Interesting read… way out of my experience, although I did attend a few Catholic services with my daughter and grandson many years ago. They convinced me that I had to ‘save’ my grandson from forcible confirmation…
Excellent stuff, CB.
“there were 8 of us plus the priest trying to squeeze past the saved who were blocking our way.” 😀 Happy Easter.
I can’t say I’ve ever heard of ‘forcible confirmation’, Boadicea, but it sounds awfully violent and you did right.
I was an altar boy in the late sixties and early seventies. The worst thing that happened was letting the red-hot charcoal fall from the thurible onto a plush carpet, and being unable to do anything about it. (Priest in the sacristy afterwards: ‘I’m sure I smelt burning out there.’)
Just got back from mass. I’m not a practising Catholic but I go to sing in the choir, and I must say I enjoyed it and got something out of it this morning.
Hi Brendano. I would have preferred a mass I think. My church was all happy clappy – again. So I opted for quiet contemplation.
Oi CB German Bight
Shipping Forecast – Issued: 0505 UTC Sun 04 Apr
Wind Variable becoming southwest 4.
Sea State Slight.
Weather Rain or showers, fog patches.
Visibility Moderate, occasionally very poor.
But there are gale warnings in Rockall, Malin, Hebrides, Bailey, Fair Isle, Faeroes and S E Iceland.

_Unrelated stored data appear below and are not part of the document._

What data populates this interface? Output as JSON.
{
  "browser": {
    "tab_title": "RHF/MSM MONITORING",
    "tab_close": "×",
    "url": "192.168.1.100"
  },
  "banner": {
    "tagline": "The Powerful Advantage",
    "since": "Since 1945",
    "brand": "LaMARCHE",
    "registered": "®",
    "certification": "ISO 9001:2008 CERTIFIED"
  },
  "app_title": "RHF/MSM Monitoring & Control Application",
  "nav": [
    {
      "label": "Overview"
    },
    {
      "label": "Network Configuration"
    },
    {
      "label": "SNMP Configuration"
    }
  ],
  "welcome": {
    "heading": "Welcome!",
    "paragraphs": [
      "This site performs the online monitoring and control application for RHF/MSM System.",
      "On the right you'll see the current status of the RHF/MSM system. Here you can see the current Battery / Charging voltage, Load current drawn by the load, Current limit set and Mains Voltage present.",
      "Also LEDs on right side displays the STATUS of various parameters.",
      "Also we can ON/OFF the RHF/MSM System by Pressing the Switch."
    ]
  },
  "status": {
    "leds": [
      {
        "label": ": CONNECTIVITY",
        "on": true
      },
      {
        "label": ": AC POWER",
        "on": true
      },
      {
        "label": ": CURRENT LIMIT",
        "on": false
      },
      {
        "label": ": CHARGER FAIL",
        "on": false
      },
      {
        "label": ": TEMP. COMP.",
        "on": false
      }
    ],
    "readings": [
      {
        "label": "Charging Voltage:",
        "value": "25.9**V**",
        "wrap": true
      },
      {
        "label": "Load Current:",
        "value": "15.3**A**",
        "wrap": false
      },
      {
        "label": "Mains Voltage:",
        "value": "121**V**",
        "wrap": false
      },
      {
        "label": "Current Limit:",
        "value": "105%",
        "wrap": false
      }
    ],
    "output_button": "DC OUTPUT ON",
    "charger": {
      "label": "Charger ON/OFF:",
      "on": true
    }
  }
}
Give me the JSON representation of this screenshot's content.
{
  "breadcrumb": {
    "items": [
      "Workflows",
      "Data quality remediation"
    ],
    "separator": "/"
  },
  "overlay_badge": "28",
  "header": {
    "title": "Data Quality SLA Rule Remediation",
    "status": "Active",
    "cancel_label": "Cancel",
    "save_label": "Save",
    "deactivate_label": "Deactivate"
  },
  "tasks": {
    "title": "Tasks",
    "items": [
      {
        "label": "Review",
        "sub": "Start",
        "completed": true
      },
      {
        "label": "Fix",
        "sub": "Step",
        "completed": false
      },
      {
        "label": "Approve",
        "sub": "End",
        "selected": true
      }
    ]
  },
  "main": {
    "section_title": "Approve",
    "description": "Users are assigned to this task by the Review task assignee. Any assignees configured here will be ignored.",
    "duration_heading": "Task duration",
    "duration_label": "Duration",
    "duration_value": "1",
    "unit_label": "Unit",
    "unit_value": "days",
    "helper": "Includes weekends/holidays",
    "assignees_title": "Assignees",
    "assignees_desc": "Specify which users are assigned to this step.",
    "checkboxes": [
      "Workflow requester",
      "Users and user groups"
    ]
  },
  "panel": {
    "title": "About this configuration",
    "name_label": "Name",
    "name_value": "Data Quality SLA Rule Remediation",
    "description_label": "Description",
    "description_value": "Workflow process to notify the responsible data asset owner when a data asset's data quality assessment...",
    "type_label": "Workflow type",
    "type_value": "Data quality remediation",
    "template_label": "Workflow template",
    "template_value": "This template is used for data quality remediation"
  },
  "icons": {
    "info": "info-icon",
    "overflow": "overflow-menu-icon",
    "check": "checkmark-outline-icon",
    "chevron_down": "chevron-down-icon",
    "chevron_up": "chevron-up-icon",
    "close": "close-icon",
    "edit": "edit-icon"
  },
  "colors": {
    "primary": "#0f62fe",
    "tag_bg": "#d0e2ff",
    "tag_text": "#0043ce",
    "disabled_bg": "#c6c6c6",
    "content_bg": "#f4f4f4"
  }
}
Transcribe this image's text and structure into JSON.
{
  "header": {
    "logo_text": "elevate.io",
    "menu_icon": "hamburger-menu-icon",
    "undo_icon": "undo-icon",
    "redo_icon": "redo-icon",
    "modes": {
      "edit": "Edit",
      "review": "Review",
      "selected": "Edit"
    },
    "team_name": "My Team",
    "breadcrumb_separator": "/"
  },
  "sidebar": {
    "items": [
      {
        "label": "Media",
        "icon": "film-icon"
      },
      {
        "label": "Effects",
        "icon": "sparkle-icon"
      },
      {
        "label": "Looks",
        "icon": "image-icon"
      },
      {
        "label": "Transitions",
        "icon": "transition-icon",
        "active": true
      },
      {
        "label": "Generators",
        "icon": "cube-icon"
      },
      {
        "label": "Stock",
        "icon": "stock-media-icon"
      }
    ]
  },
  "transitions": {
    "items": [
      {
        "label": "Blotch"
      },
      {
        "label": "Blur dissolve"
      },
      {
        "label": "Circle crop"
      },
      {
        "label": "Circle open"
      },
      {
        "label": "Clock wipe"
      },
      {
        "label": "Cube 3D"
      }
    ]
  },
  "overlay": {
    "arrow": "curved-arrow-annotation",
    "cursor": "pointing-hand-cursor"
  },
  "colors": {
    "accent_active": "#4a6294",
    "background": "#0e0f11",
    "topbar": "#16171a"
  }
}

Hi Jan … there’s a lot to be said for a ‘proper’ mass with some well-chosen hymns, I think. But it would take quite a few wild horses to drag my wife and kids to the church, and I have ‘issues’ with it too.
I too was an altar boy. You bring back fond memories. Thank you.
Here is a delightful anecdote from Alec Guiness’s autobiography. He had been filming Farther Brown in Macon in the south of France.
I hadn’t gone far when I heard scampering footsteps and a piping voice calling, ‘mon pere!’. My hand was seized by a boy of seven or eight, who clutched it tightly, swung it and kept up a non-stop prattle. He was full of excitement, hops, skips and jumps, but never let go of me. I didn’t dare speak in case my excruciating French should scare him. Although I was a total stranger he obviously took me for a priest and so to be trusted. Suddenly with a ‘Bonsoir, mon pere’, and a hurried sideways sort of bow, he disappeared through a hole in a hedge. Continuing my walk I reflected that a church which could inspire such confidence in a child, making its priests, even when unknown, so easily approachable could not be as scheming and creepy as so often made out. I began to shake off my long-taught, long-absorbed prejudices.
Food for thought.
LOL OMG. Worry not! It’s right on topic. It’s the Easter shipping forecast as CB’s av now seems to be shipping forecast areas. Trafalgar is a new one on me. I think they have invented that since I last listened.
Hi Brendano. I find aspects of Catholic services very appealing indeed and it is, after all the old church. Other aspects of the Catholic church not so. It’s like politics. I like bits of some party policies but not enough of any to want to join any of em!